Various measures are taken in the Stem Cell Transplant Unit in order to prevent infections that can be transmitted to patients from the outside environment. These measures are;

  • At the entrance of each patient room, there is a special section between the room and the corridor, and it is ensured that both the transplant staff and the escorts are free from infections that may be carried from this section.
  • Bone marrow transplant patients are provided to use separate elevators.
  • There are special security measures that only allow authorized personnel to exit the floor where the Bone Marrow Transplant Unit is located.
  • Memorial Ankara Hospital Child Bone Marrow Transplant Unit has been designed in such a way that patients can comfortably pass this process.
  • The foods desired by the patients during the transplant are prepared under special conditions.
  • In order to protect them from infections, hepafilter systems that remove particles in the air are used throughout the transplant unit.
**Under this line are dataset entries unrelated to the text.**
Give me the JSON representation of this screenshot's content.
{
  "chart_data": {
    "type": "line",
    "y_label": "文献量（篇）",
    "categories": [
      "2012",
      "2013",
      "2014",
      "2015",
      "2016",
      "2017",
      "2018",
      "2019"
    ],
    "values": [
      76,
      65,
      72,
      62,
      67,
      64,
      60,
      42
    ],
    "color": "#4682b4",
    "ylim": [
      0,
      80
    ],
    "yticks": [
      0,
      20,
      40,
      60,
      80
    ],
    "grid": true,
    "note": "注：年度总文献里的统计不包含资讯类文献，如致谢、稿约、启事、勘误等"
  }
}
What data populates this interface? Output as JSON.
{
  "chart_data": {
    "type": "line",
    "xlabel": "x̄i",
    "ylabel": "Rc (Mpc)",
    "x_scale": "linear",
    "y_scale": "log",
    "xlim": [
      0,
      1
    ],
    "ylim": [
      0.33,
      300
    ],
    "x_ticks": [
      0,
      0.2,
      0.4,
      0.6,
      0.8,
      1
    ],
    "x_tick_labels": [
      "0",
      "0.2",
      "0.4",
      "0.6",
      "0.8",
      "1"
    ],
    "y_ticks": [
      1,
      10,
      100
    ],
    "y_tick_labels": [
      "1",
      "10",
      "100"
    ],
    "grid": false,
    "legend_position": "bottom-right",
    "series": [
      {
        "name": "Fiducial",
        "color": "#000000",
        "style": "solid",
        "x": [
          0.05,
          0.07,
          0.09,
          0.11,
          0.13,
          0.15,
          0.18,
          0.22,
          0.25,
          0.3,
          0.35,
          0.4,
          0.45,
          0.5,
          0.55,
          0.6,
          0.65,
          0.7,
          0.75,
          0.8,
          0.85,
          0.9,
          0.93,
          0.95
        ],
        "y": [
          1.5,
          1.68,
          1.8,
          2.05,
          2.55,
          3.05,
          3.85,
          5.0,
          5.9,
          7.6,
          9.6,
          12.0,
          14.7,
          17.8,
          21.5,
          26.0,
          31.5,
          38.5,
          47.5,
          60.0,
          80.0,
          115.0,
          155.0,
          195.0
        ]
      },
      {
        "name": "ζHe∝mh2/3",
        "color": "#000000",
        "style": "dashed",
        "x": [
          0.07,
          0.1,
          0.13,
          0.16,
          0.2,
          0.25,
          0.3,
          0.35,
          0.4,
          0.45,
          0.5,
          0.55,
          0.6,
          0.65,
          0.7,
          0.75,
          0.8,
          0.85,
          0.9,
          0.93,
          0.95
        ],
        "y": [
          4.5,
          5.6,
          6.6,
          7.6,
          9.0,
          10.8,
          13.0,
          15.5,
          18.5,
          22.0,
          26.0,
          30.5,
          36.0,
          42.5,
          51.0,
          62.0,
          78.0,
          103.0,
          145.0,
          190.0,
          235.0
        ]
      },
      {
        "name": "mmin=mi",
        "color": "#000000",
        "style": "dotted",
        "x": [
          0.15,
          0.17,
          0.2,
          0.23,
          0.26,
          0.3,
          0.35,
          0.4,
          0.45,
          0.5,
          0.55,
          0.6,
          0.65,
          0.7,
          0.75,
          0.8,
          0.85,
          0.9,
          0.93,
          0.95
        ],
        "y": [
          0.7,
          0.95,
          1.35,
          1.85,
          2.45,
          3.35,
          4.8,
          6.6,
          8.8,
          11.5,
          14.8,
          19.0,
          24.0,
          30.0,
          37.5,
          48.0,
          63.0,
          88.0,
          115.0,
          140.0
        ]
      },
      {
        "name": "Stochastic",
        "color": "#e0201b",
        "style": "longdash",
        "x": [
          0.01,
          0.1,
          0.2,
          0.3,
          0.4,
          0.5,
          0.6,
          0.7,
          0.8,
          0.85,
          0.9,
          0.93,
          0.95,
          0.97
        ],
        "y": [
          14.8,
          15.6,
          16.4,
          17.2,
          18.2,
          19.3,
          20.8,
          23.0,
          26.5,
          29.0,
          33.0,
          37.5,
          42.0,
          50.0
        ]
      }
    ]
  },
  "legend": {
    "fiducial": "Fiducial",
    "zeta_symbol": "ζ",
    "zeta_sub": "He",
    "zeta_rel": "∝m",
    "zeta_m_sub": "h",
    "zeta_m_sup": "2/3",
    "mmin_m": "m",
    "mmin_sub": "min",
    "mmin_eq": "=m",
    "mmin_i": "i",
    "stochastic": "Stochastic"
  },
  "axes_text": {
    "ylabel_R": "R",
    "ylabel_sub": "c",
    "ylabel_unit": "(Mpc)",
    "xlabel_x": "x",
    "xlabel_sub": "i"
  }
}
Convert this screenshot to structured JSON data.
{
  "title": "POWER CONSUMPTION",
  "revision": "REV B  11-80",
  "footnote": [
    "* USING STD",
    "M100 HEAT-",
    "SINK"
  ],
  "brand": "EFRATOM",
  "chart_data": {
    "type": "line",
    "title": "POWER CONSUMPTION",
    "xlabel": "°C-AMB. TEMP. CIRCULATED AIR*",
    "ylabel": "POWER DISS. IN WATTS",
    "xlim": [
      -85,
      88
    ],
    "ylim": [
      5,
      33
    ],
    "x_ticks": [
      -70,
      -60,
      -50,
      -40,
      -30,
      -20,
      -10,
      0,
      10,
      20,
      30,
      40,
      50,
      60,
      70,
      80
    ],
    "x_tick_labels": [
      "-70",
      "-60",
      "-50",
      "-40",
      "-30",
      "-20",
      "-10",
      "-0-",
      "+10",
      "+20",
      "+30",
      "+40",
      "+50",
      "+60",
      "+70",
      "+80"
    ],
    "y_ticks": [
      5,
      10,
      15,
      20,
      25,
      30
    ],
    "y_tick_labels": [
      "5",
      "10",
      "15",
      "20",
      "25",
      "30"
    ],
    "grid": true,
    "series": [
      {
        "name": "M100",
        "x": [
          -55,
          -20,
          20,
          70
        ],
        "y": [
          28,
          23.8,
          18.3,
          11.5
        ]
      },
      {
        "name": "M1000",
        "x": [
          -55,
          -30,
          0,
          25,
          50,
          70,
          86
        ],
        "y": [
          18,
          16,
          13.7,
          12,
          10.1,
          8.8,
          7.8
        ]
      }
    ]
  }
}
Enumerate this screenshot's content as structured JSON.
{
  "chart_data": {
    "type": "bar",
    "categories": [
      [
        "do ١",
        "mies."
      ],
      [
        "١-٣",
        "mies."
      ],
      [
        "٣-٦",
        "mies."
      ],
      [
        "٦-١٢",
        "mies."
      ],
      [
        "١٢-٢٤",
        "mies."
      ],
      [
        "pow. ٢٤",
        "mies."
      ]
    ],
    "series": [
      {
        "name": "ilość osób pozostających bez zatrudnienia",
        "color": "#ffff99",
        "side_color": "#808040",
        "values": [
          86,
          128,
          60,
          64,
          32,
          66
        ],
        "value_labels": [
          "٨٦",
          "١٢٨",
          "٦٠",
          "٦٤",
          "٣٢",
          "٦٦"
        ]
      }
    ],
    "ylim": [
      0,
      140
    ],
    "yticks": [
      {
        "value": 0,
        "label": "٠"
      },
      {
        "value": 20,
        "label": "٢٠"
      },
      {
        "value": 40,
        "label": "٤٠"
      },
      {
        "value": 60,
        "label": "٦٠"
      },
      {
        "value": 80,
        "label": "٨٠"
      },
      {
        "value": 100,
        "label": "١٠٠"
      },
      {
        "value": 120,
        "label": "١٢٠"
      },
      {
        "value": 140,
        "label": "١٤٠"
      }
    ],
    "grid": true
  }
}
Which Stem Cell Transplant is Best for My Patient?

Stem cell transplantation consists of three stages: transplant, before and after transplantation. The basic requirement at any stage is the absolute cooperation between the transplant team and patient relatives. This cooperation strengthens with mutual trust principles. For this reason, any question should be directed to the posting team and there should be no room for question marks in mind. The procedures and treatments that need to be done during the transplant stages vary from patient to patient. The transplant team should inform patients and their relatives at every stage. The most correct treatment method and type of transplant (autologous or allogeneic), the source of stem cells to be used (bone marrow or peripheral stem cell or cord blood), the need for tissue compatibility (fully compatible intra-family donor or fully compatible non-relative donor or haploidentic transplant )). It should be kept in mind that every patient is special in itself and the transplant process should be carried out within this framework. Each member of the transplant team has the knowledge and equipment to successfully carry out this process.